Every player is different, Roenicke said.

“Tony Gwynn hit more than anybody I’ve ever seen hit, and he was also the best hitter I’ve ever seen hit,” Roenicke said. “It worked for him. I would have loved to hit as much as Tony, but every time I tried to work harder, I got fatigued, I would get in bad habits and all of a sudden I was not as good. Everybody has different physical needs, different mental needs.”

On a separate note, Roenicke said he had not spoken with GM Doug Melvin about a contract extension but is obviously interested. He’s entering the second season of a two-year deal that includes a club option for 2013.

“Obviously, I want to do this for a long time, and I really feel blessed at the position and the place I am in now,” Roenicke said. “I know it took a while for me to get the opportunity, but sometimes we want to push things to have them happen earlier than what they are meant to be. The timing was right last year, the place was right. It’s better than I don’t try to control things. There’s a bigger power that’s going to control my life that I need to let happen.”

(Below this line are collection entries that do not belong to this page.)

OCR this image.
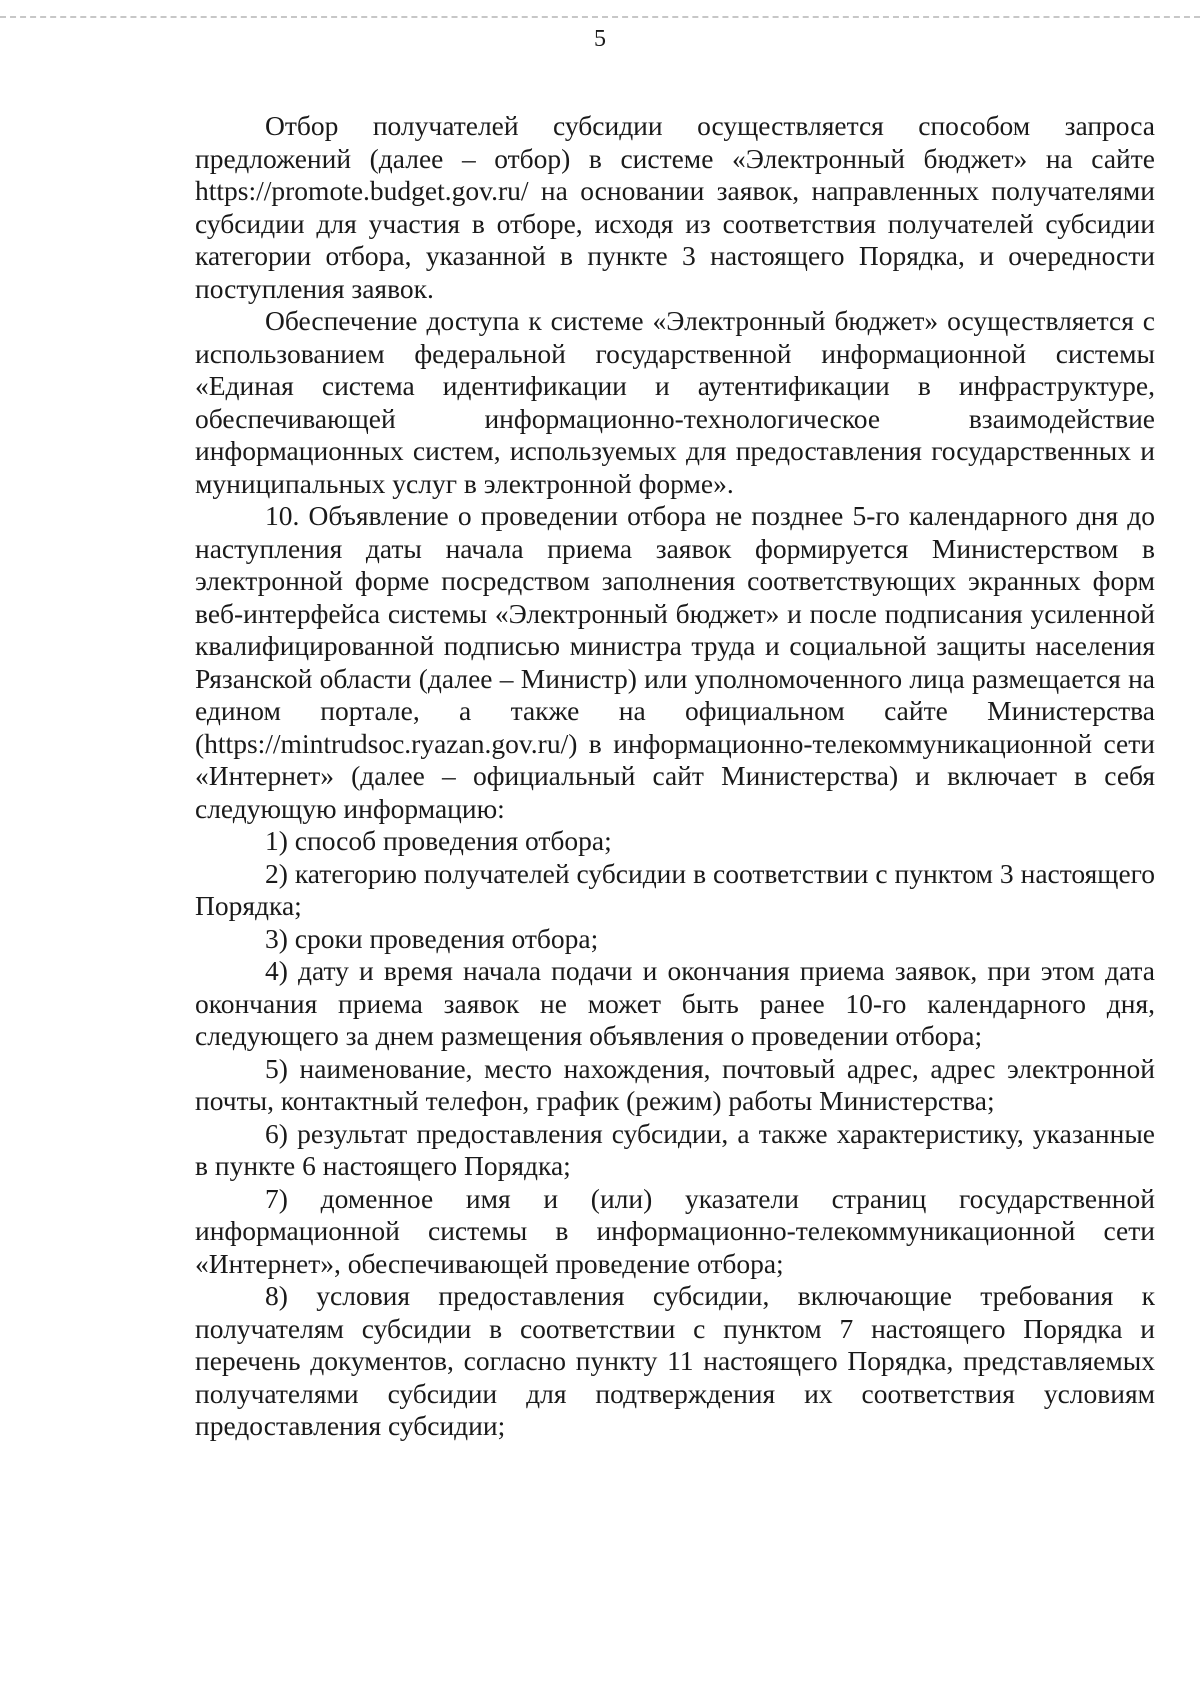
5

Отбор получателей субсидии осуществляется способом запроса предложений (далее – отбор) в системе «Электронный бюджет» на сайте https://promote.budget.gov.ru/ на основании заявок, направленных получателями субсидии для участия в отборе, исходя из соответствия получателей субсидии категории отбора, указанной в пункте 3 настоящего Порядка, и очередности поступления заявок.

Обеспечение доступа к системе «Электронный бюджет» осуществляется с использованием федеральной государственной информационной системы «Единая система идентификации и аутентификации в инфраструктуре, обеспечивающей информационно-технологическое взаимодействие информационных систем, используемых для предоставления государственных и муниципальных услуг в электронной форме».

10. Объявление о проведении отбора не позднее 5-го календарного дня до наступления даты начала приема заявок формируется Министерством в электронной форме посредством заполнения соответствующих экранных форм веб-интерфейса системы «Электронный бюджет» и после подписания усиленной квалифицированной подписью министра труда и социальной защиты населения Рязанской области (далее – Министр) или уполномоченного лица размещается на едином портале, а также на официальном сайте Министерства (https://mintrudsoc.ryazan.gov.ru/) в информационно-телекоммуникационной сети «Интернет» (далее – официальный сайт Министерства) и включает в себя следующую информацию:

1) способ проведения отбора;

2) категорию получателей субсидии в соответствии с пунктом 3 настоящего Порядка;

3) сроки проведения отбора;

4) дату и время начала подачи и окончания приема заявок, при этом дата окончания приема заявок не может быть ранее 10-го календарного дня, следующего за днем размещения объявления о проведении отбора;

5) наименование, место нахождения, почтовый адрес, адрес электронной почты, контактный телефон, график (режим) работы Министерства;

6) результат предоставления субсидии, а также характеристику, указанные в пункте 6 настоящего Порядка;

7) доменное имя и (или) указатели страниц государственной информационной системы в информационно-телекоммуникационной сети «Интернет», обеспечивающей проведение отбора;

8) условия предоставления субсидии, включающие требования к получателям субсидии в соответствии с пунктом 7 настоящего Порядка и перечень документов, согласно пункту 11 настоящего Порядка, представляемых получателями субсидии для подтверждения их соответствия условиям предоставления субсидии;
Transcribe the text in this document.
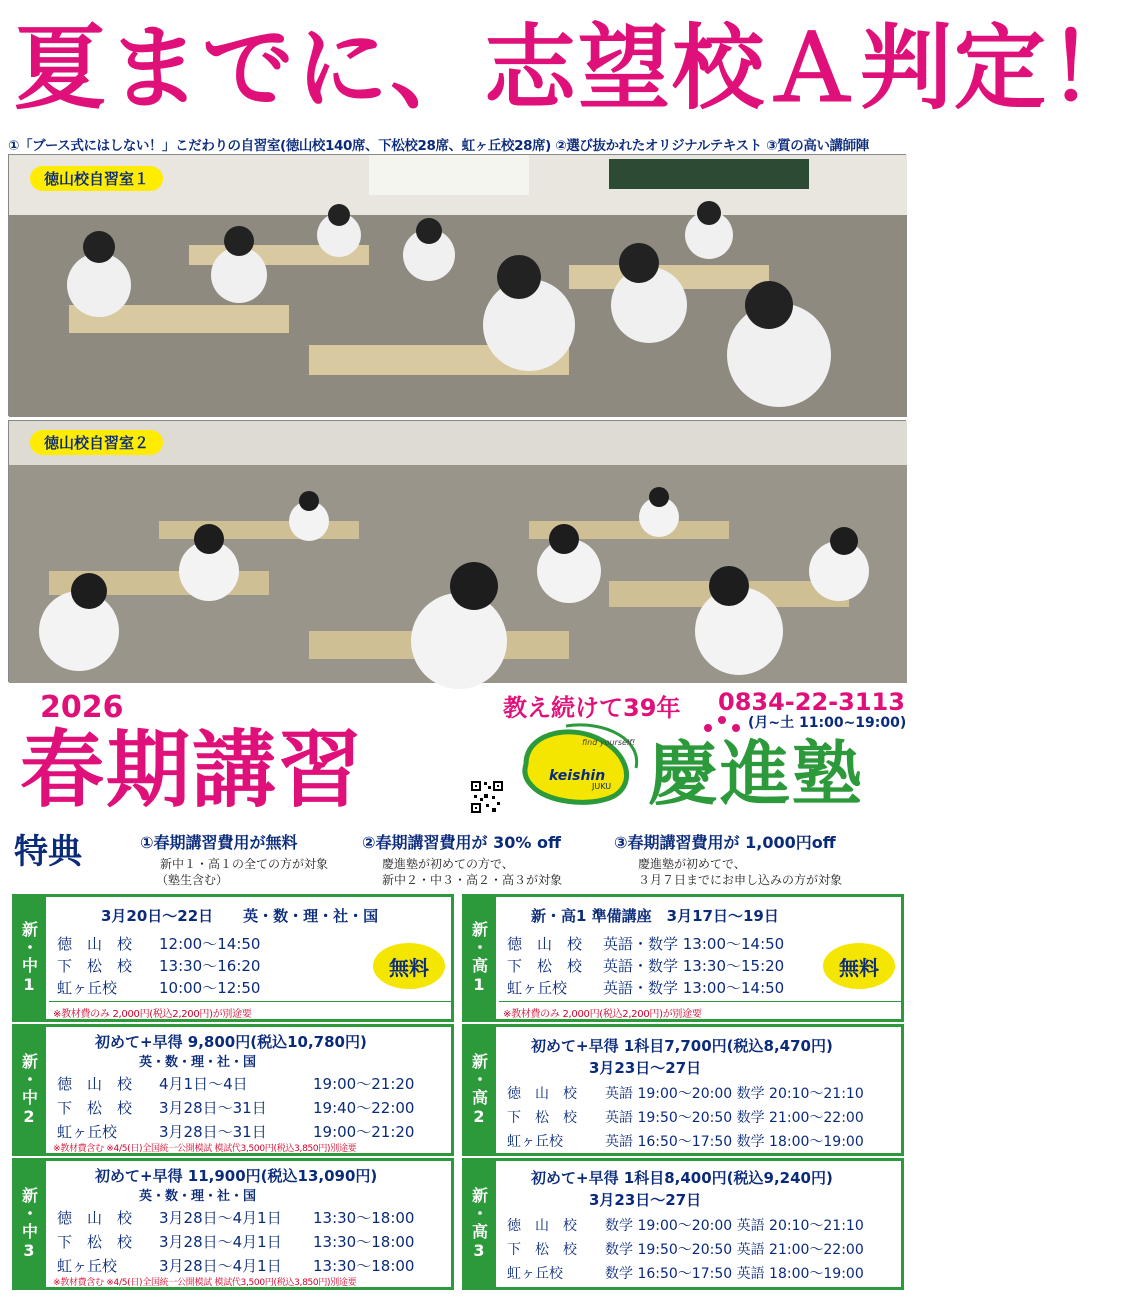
夏までに、志望校Ａ判定！
①「ブース式にはしない！」こだわりの自習室(徳山校140席、下松校28席、虹ヶ丘校28席) ②選び抜かれたオリジナルテキスト ③質の高い講師陣
徳山校自習室１
徳山校自習室２
2026
春期講習
教え続けて39年 0834-22-3113
(月~土 11:00~19:00)
find yourself!
keishin
JUKU 慶進塾
特典	①春期講習費用が無料
新中１・高１の全ての方が対象
（塾生含む）
②春期講習費用が 30% off
慶進塾が初めての方で、
新中２・中３・高２・高３が対象
③春期講習費用が 1,000円off
慶進塾が初めてで、
３月７日までにお申し込みの方が対象
新・中1
3月20日～22日　　英・数・理・社・国
徳　山　校 12:00～14:50
下　松　校 13:30～16:20
虹ヶ丘校	10:00～12:50
無料
※教材費のみ 2,000円(税込2,200円)が別途要
新・高1
新・高1 準備講座　3月17日～19日
徳　山　校 英語・数学 13:00～14:50
下　松　校 英語・数学 13:30～15:20
虹ヶ丘校 英語・数学 13:00～14:50
無料
※教材費のみ 2,000円(税込2,200円)が別途要
新・中2
初めて+早得 9,800円(税込10,780円)
英・数・理・社・国
徳　山　校 4月1日～4日	19:00～21:20
下　松　校 3月28日～31日	19:40～22:00
虹ヶ丘校	3月28日～31日	19:00～21:20
※教材費含む ※4/5(日)全国統一公開模試 模試代3,500円(税込3,850円)別途要
新・高2
初めて+早得 1科目7,700円(税込8,470円)
3月23日～27日
徳　山　校 英語 19:00～20:00 数学 20:10～21:10
下　松　校 英語 19:50～20:50 数学 21:00～22:00
虹ヶ丘校	英語 16:50～17:50 数学 18:00～19:00
新・中3
初めて+早得 11,900円(税込13,090円)
英・数・理・社・国
徳　山　校 3月28日～4月1日 13:30～18:00
下　松　校 3月28日～4月1日 13:30～18:00
虹ヶ丘校	3月28日～4月1日 13:30～18:00
※教材費含む ※4/5(日)全国統一公開模試 模試代3,500円(税込3,850円)別途要
新・高3
初めて+早得 1科目8,400円(税込9,240円)
3月23日～27日
徳　山　校 数学 19:00～20:00 英語 20:10～21:10
下　松　校 数学 19:50～20:50 英語 21:00～22:00
虹ヶ丘校	数学 16:50～17:50 英語 18:00～19:00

Roenicke says he had a good feeling about the Brewers from his first interview with Melvin and special assistant Dan O’Brien.

Asked hoe he’s already evolved as a manager, Roenicke said, “We’ll see after a few more years.”

Other Sunday morning notes:

  • Left-hander Zach Braddock is scheduled to throw a bullpen today and it appears he’s over the stomach virus that slowed him last week.
  • The Brewers are doing first to third and second to home baserunning drills today, so coach Ed Sedar will get his first gauge of how second baseman Rickie Weeks is moving on that left ankle.
  • It’s also the first day of live batting practice, so hitters will get their first look at “real” pitching in months. Roenicke said he gave some of the veterans the option of skipping the exercise, or just standing in the batter’s box to track pitches. Among those scheduled to throw; power arms Zack Greinke and Wily Peralta, plus Randy Wolf, Chris Narveson and Marco Estrada. They’ll throw about 30 pitches apiece.

“It’s not a fun day for hitters, especially depending on who you’re facing,” Roenicke said.